Admittedly, Satan Dave’s commentary at the end of Teenage Fever kills the vibes and this doesn’t help if you want to play Teenage Fever on repeat. Nonetheless, it does set the mood for the next track that got EVERYONE talking.

This is the second track that Giggs appears on in the album and it is pretty much dedicated to Britain, don’t @ (at) me. The reason for this is because of the hate from Americans, and the fact that they could not understand the hype for Giggs, or in fact Giggs himself, proving that it is for us British people. This track will definitely be that track in the club that will get you and your crew hyped no matter what. To most, Giggs last few bars were the highlight of the track in particular that one line. You guessed it, “batman da-na-na-da-na!

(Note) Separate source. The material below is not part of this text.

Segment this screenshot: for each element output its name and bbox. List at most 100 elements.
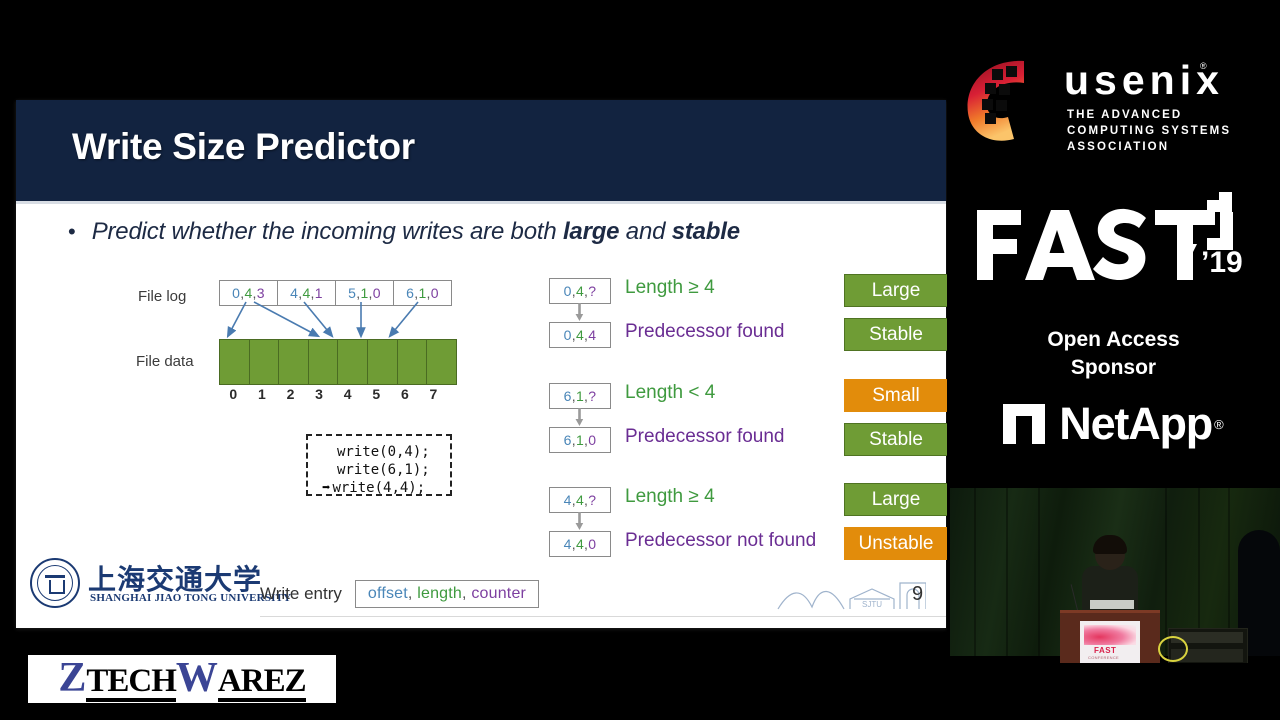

Another confession. We weren’t really feeling the Kanye West song. It just felt like the song was there for the sake of having Yeezy on the project. Then again, it could give flashbacks to when he featured on Forever as well as exaggerating the shots sent to Jay Z. The song didn’t really feel it had a purpose, but just one catchphrase that people could use as captions or something. Luckily for Drake, he redeemed himself with the next track featuring the soulful, PartyNextDoor.

Our expectations levels were no doubt hitting the roof, however upon listening the urge to crumble out of disappointment was real. Party’s feature was repetitive, short and unfinished. It almost sounds like that there is more Party has to say to about this girl he had history with way way back, but Drake cut him short, something not uncommon. Having said that, Party’s gift in producing shines brightly through the track creating a tumbling wave of melancholy and slow tempo sounds especially towards the end. Drake’s verses in Since Way Back delivers the usual Drizzy “I miss you, come back to my life” lyrics.

The best thing about this album is the risks Drake took. He explored so many cultures, genres, and sets of slangs. Indeed, the sampling in this album is too real, but Drake manages to do it in a way where we don’t get tired of it. Yes, we’ve all made jokes and memes about how Drake is ‘stealing cultures,’ yet More Life shows how he is merely an open-minded person and just enjoying himself, living life. Drake if you’re reading this, we apologise on behalf those who made fun of you, it’s all love really. More Life is an album that appeals to nearly everyone, and even if you feel it doesn’t, keep listening to it and eventually you will give in.